I'm with you, MrsD.
I wouldn't wish this pain on anyone else.
But I'm a pretty convincing actor when need arises.
Look in the mirror and create a face that says what you want to say non-verbally.
Practice it in the bathroom mirror, over and over,
until you can put
'the face' on-anytime you wish.
Then go out and use it, along with a sigh, or a slight moan or groan-don't overdo it,
less is
more.
Example:
I was trying to rush thru the arport in NY, to make a connecting flight from NY to home. My prevoius flight had been 1-1/2 hours late and I had expected a 2 hr layover to make the connecting flight. That left us with less than 1/2 hour from the time we de-planed until we boarded.
The terminal was about
1 mile away , on the complete other side of the airport and
no moving walkways or escalators
were working and a baggage push-cart was not in sight.

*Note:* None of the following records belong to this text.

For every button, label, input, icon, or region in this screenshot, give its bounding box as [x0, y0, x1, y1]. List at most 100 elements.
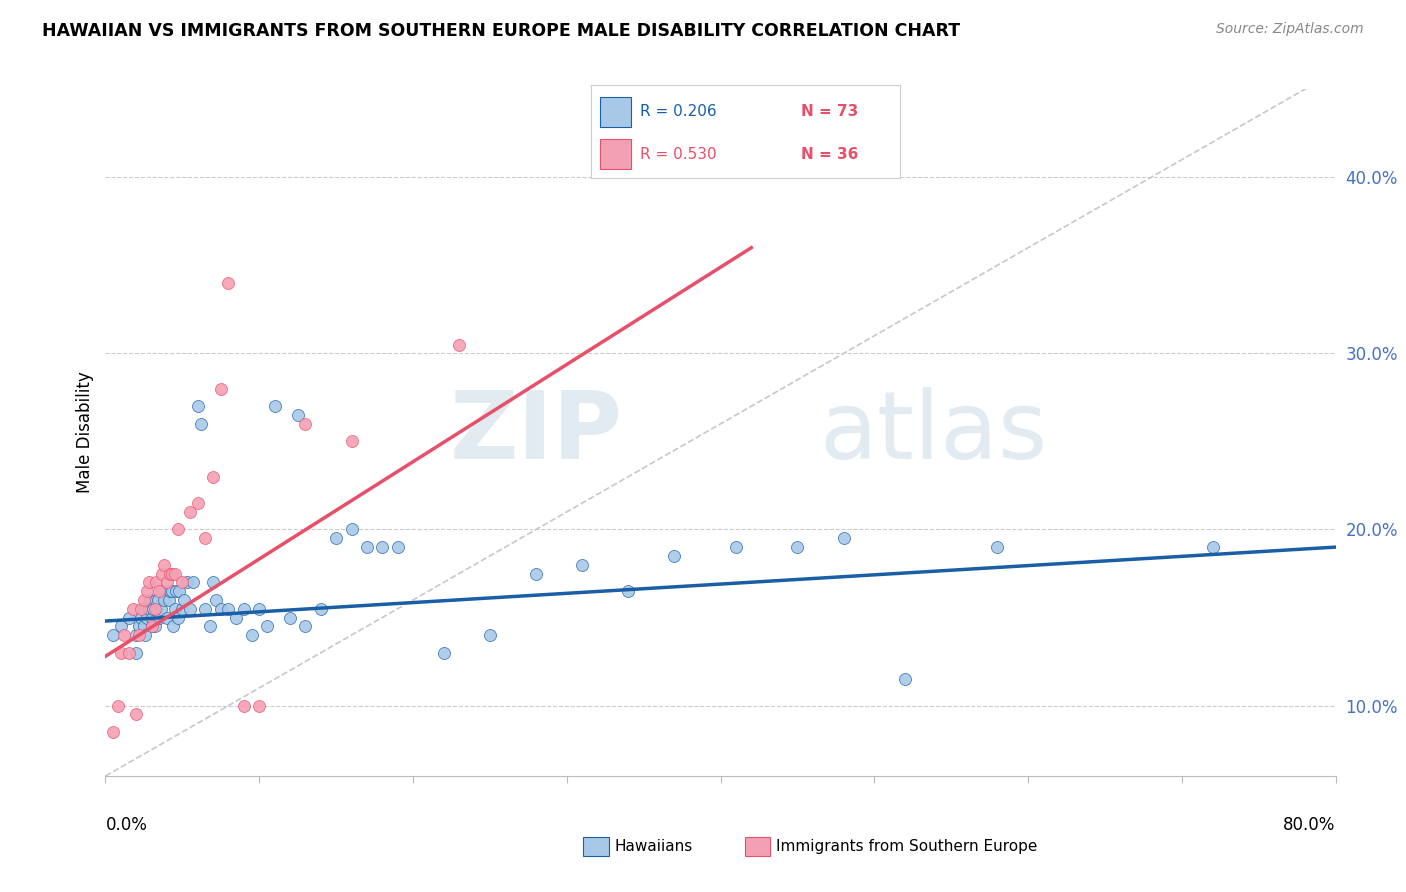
Point	[112, 628, 135, 642]
Text: Source: ZipAtlas.com: Source: ZipAtlas.com	[1216, 22, 1364, 37]
Point	[150, 584, 173, 599]
Point	[325, 531, 347, 545]
Point	[128, 628, 150, 642]
Point	[141, 610, 163, 624]
Point	[163, 601, 186, 615]
Point	[225, 610, 247, 624]
Point	[176, 575, 198, 590]
Point	[190, 417, 212, 431]
Point	[145, 593, 167, 607]
Point	[247, 601, 270, 615]
Point	[166, 610, 188, 624]
Point	[145, 575, 167, 590]
Point	[110, 646, 132, 660]
Point	[287, 408, 309, 422]
Point	[247, 698, 270, 713]
Point	[143, 601, 166, 615]
Point	[256, 619, 278, 633]
Text: R = 0.530: R = 0.530	[640, 146, 717, 161]
Point	[148, 584, 170, 599]
Point	[263, 399, 285, 413]
Point	[294, 619, 316, 633]
Text: ZIP: ZIP	[450, 386, 621, 479]
Point	[117, 610, 139, 624]
Point	[160, 584, 183, 599]
Point	[181, 575, 204, 590]
Point	[159, 584, 181, 599]
Point	[202, 575, 225, 590]
Point	[159, 566, 181, 581]
Point	[139, 593, 162, 607]
Point	[143, 619, 166, 633]
Point	[156, 610, 179, 624]
Point	[232, 601, 254, 615]
Point	[586, 144, 609, 158]
Point	[163, 566, 186, 581]
Point	[138, 601, 160, 615]
Point	[894, 672, 917, 686]
Point	[209, 382, 232, 396]
Point	[571, 558, 593, 572]
Text: R = 0.206: R = 0.206	[640, 104, 717, 120]
Y-axis label: Male Disability: Male Disability	[76, 372, 94, 493]
Bar	[600, 139, 631, 169]
Point	[138, 575, 160, 590]
Point	[356, 540, 378, 554]
Text: 0.0%: 0.0%	[105, 816, 148, 834]
Point	[145, 601, 167, 615]
Point	[129, 601, 152, 615]
Point	[142, 601, 165, 615]
Point	[387, 540, 409, 554]
Text: Immigrants from Southern Europe: Immigrants from Southern Europe	[776, 839, 1038, 854]
Point	[128, 619, 150, 633]
Point	[160, 566, 183, 581]
Point	[524, 566, 547, 581]
Text: N = 73: N = 73	[801, 104, 858, 120]
Point	[194, 531, 217, 545]
Text: Hawaiians: Hawaiians	[614, 839, 693, 854]
Point	[986, 540, 1008, 554]
Point	[179, 505, 201, 519]
Point	[209, 601, 232, 615]
Point	[122, 601, 145, 615]
Point	[786, 540, 808, 554]
Point	[309, 601, 332, 615]
Point	[172, 575, 194, 590]
Point	[153, 558, 176, 572]
Point	[187, 496, 209, 510]
Point	[198, 619, 221, 633]
Point	[449, 337, 471, 351]
Point	[129, 610, 152, 624]
Point	[478, 628, 501, 642]
Point	[202, 469, 225, 483]
Point	[132, 619, 155, 633]
Point	[162, 619, 184, 633]
Point	[149, 601, 172, 615]
Point	[218, 276, 240, 290]
Point	[157, 593, 180, 607]
Point	[101, 725, 124, 739]
Point	[132, 601, 155, 615]
Point	[179, 601, 201, 615]
Point	[148, 610, 170, 624]
Text: 80.0%: 80.0%	[1284, 816, 1336, 834]
Point	[125, 628, 148, 642]
Point	[101, 628, 124, 642]
Point	[146, 593, 169, 607]
Point	[136, 584, 159, 599]
Point	[278, 610, 301, 624]
Point	[117, 646, 139, 660]
Point	[1201, 540, 1223, 554]
Point	[153, 593, 176, 607]
Point	[173, 593, 195, 607]
Point	[433, 646, 456, 660]
Text: N = 36: N = 36	[801, 146, 858, 161]
Point	[832, 531, 855, 545]
Point	[205, 593, 228, 607]
Point	[136, 610, 159, 624]
Point	[134, 628, 156, 642]
Text: HAWAIIAN VS IMMIGRANTS FROM SOUTHERN EUROPE MALE DISABILITY CORRELATION CHART: HAWAIIAN VS IMMIGRANTS FROM SOUTHERN EUR…	[42, 22, 960, 40]
Point	[156, 575, 179, 590]
Text: atlas: atlas	[818, 386, 1047, 479]
Point	[240, 628, 263, 642]
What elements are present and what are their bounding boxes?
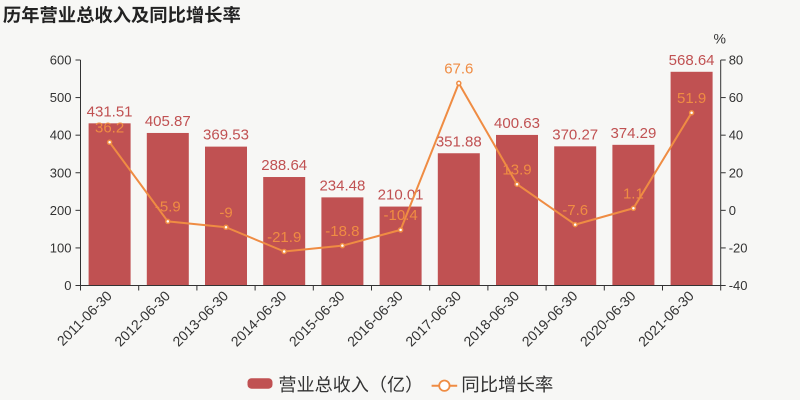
svg-text:600: 600: [50, 53, 72, 68]
svg-text:568.64: 568.64: [669, 52, 715, 69]
svg-text:374.29: 374.29: [610, 125, 656, 142]
svg-text:60: 60: [729, 90, 743, 105]
svg-text:%: %: [713, 31, 725, 47]
svg-text:0: 0: [64, 278, 71, 293]
svg-text:234.48: 234.48: [319, 177, 365, 194]
svg-text:400.63: 400.63: [494, 115, 540, 132]
svg-text:-7.6: -7.6: [562, 202, 588, 219]
svg-text:13.9: 13.9: [502, 162, 531, 179]
svg-text:100: 100: [50, 240, 72, 255]
svg-text:-10.4: -10.4: [383, 207, 417, 224]
svg-text:80: 80: [729, 53, 743, 68]
svg-text:400: 400: [50, 128, 72, 143]
svg-text:1.1: 1.1: [623, 186, 644, 203]
svg-text:51.9: 51.9: [677, 90, 706, 107]
svg-text:36.2: 36.2: [95, 120, 124, 137]
svg-text:20: 20: [729, 165, 743, 180]
svg-text:0: 0: [729, 203, 736, 218]
svg-text:370.27: 370.27: [552, 126, 598, 143]
svg-text:288.64: 288.64: [261, 157, 307, 174]
svg-text:200: 200: [50, 203, 72, 218]
svg-text:40: 40: [729, 128, 743, 143]
svg-text:-40: -40: [729, 278, 748, 293]
svg-text:351.88: 351.88: [436, 133, 482, 150]
svg-text:300: 300: [50, 165, 72, 180]
svg-text:-21.9: -21.9: [267, 229, 301, 246]
svg-text:369.53: 369.53: [203, 127, 249, 144]
svg-text:67.6: 67.6: [444, 61, 473, 78]
svg-text:-9: -9: [219, 205, 232, 222]
svg-text:405.87: 405.87: [145, 113, 191, 130]
svg-text:-5.9: -5.9: [155, 199, 181, 216]
svg-text:500: 500: [50, 90, 72, 105]
svg-text:431.51: 431.51: [87, 103, 133, 120]
svg-text:-20: -20: [729, 240, 748, 255]
svg-text:-18.8: -18.8: [325, 223, 359, 240]
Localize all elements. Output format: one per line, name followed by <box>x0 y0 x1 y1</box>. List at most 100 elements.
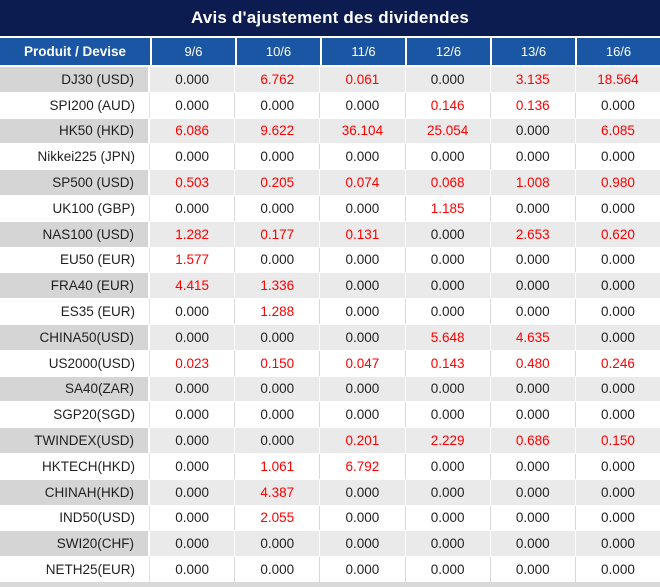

Rushing thru the terminal was taking its toll on me and I just
decided
to stop.
I was carrying a heavy carry-on bag and had a 35 lb backpack on my back - I sat on a stair & just told everyone else to go on ahead, and tell them at the boarding gate, I was bringing up the rear.
At that point my son, who is 6'3", built like a linebacker, and 23 years old,
(& is clueless some times,
) offered to carry my bag .

Not until I complained did he realize that maybe Dad needed some help
this time.
I probably coulda made it, but it was bad enough when I got to the boarding gate, told them to wait just 2 minutes while I ducked into the men's room to pee-and they
yelled at me that I
couldn't -
"do it on the plane, we're ready to take off."
We then had to carry bags across the tarmac and board by climbing up the steps, to the commuter flight.

By the time I got into my seat, I was
'done-in'.
I really needed that help carrying my bags, and if I hadn't just stopped abruptly, & sat down- no one woulda realized it.